When to use VolumeClaimTemplates versus predefined Persistent Volumes and Claims versus standard volumes

909 Views Asked by At

I am struggling to understand the advantages and disadvantages for VolumeClaimTemplates versus predefined PVs/PVCs and standard Volumes.

We have StatefulSet A that comprises a couple hundred pods, each needing a handful of static databases mounted - DB1-DB4. We don't currently save any state explicitly but instead use the StatefulSet to provide determinism and ordering to a large swath of parallelized real time computing. Each replica does a portion of the computing that is later ordered and processed further.
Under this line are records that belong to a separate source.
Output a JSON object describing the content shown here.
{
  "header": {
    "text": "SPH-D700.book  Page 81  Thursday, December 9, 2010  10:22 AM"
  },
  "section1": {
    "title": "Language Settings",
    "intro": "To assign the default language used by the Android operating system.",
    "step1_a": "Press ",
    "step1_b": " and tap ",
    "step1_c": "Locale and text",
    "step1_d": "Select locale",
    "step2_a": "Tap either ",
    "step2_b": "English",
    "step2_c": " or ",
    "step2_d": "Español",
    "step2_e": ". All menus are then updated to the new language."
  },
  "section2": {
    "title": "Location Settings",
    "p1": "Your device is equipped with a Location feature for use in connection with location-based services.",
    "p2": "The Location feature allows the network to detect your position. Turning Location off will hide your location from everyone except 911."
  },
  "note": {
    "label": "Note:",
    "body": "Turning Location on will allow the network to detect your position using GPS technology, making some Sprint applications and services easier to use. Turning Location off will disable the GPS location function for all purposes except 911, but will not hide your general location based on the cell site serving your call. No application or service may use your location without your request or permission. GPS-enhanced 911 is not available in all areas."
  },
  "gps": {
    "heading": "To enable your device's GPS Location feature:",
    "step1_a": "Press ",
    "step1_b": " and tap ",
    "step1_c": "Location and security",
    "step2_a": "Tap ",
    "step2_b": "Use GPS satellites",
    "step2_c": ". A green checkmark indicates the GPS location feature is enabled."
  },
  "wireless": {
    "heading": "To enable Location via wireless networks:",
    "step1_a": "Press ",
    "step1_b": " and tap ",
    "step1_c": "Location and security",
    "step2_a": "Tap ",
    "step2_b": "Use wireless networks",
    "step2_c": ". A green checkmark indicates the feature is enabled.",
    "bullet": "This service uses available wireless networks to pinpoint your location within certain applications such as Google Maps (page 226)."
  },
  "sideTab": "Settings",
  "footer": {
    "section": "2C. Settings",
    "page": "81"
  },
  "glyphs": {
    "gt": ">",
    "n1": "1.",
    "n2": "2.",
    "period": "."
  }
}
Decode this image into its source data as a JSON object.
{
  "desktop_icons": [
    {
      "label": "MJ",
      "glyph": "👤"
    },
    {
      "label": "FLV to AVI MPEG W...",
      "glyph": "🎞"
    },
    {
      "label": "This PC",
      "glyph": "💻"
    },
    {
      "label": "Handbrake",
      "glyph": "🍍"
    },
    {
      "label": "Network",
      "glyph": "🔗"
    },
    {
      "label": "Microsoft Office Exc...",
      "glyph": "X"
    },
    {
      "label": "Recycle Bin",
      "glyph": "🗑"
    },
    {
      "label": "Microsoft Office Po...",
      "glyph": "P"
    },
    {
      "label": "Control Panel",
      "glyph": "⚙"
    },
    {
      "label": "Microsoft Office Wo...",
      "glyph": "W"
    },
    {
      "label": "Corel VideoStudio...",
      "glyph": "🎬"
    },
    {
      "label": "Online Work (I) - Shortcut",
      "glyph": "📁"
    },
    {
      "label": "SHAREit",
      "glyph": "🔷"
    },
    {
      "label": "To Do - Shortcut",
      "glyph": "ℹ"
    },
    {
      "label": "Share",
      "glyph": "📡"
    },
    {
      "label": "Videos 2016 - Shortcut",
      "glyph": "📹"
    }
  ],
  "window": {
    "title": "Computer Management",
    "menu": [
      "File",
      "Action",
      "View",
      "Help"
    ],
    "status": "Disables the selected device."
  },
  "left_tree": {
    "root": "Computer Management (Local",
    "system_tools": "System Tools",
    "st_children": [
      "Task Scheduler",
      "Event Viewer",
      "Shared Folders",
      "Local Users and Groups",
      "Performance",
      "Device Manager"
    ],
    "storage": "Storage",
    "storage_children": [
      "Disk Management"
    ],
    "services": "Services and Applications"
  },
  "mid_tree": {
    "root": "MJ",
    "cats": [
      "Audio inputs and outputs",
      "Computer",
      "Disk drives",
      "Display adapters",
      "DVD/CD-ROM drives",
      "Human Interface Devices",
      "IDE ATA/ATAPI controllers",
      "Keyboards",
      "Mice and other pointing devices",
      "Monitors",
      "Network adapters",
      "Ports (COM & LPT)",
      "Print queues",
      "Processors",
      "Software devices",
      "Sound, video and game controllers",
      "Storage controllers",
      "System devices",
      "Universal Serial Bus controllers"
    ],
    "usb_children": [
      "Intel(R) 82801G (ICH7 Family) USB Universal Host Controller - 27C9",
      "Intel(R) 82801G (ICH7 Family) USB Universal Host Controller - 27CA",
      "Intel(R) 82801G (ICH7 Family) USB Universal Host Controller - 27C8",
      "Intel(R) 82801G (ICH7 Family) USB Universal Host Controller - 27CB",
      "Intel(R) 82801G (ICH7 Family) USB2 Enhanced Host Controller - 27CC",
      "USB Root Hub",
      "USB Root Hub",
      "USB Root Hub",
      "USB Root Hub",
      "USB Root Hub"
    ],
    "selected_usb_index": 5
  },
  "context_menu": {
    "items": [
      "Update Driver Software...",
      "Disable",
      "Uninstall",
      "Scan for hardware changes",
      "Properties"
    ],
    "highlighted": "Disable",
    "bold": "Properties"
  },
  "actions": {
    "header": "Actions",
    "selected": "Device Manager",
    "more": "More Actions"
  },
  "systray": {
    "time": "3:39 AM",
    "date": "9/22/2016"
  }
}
We currently use NFS Volumes to mount in the databases. My understanding of NFS volumes as described in Kubernetes documentation are more or less persistent by nature. If my understanding is correct, are there really any benefit of using PVs/PVCs as opposed to normal Volumes for static, pre-populated data other than maybe abstracting away the NFS configuration info from the individual helm templates? What about when we compare the use case of VolumeClaimTemplates versus predefined PVs/PVCs?

My understanding of VolumeClaimTemplates is that the primary benefit is to provide each replica its own PV/PVC to use (and possibly re-use between scaling/helm reinstalls). What I don't necessarily understand is why that is a benefit? With NFS specifically, are they all not using the same underlying storage anyway?

Also, is there any potential negative to standing up so many PVs/PVCs? Is there any potential impact to node level resources or standup time? I feel like I understand most of the basics but am missing a few key details that'll make it all click.

I've tried playing around with switching to manually defined PVs/PVCs in the past - again using NFS - to mostly abstract away the NFS configuration info for our volumes (to be taken over by the Cluster Administators). That is, I created a single PV and PVC for each of our static databases and modified the StatefulSet to use the PVC.

In practice, this meant that when I installed the chart hundreds of pods were being started up, all trying to make use of the claim. Because of this, I would occasionally see some issues of pods failing to mount a volume.

And unfortunately due to the current infrastructure around us and needs of the application, we cannot currently install the chart once, scale as needed and leave it be. Instead, each time the user wants to do some processing, they set up the specific parameters and kick it off.
This means in practice, we will have a handful of separate helm releases at a time. When a run is done, that release is uninstalled. When a new one is desired, it is created and is expected to be running in a reasonable time.

1

There are 1 best solutions below

3
David Maze On

For the setup you're using, and particularly in a Helm context, I'd probably put inline volumes: in the Pod spec.

The PersistentVolume(Claim) mechanism works better where the cluster itself is allocating the storage. Just from the top-level description of "I'm trying to run a database in a StatefulSet", I'd expect the normal (non-NFS) path to look like

  1. Your Kubernetes YAML declares a StatefulSet with volumeClaimTemplates.
  2. The cluster creates a PersistentVolumeClaim for each replica; you do not create a PVC yourself.
  3. The cluster creates a PersistentVolume for each PVC; you do not create a PV yourself.
  4. The cluster allocates storage (on AWS/EKS, for example, an EBS volume); you do not allocate the storage yourself.

This runs in the other direction too. If you delete the PVC, the cluster will delete the PV and the underlying storage.

In your case, though, you don't want the cluster to manage the storage; you have an existing out-of-cluster NFS store you want to use. I don't think there are particular benefits to setting up a PersistentVolume(Claim) to manually point at this. This is doubly true since a PersistentVolume is a cluster-global object, so you have to be careful about naming it so there aren't conflicts between multiple installations.

In a Helm context more specifically, you could have a configuration option that chose whether to use a specific NFS store or to use volumeClaimTemplates. In-cluster storage might make sense for a developer setup but out-of-cluster storage for (pre-)production.

At a scale of merely hundreds of PV(C)s, I wouldn't expect this to stress the cluster. In my day job we have a shared development cluster where each developer namespace can easily create a dozen PVCs and that hasn't been a problem for us.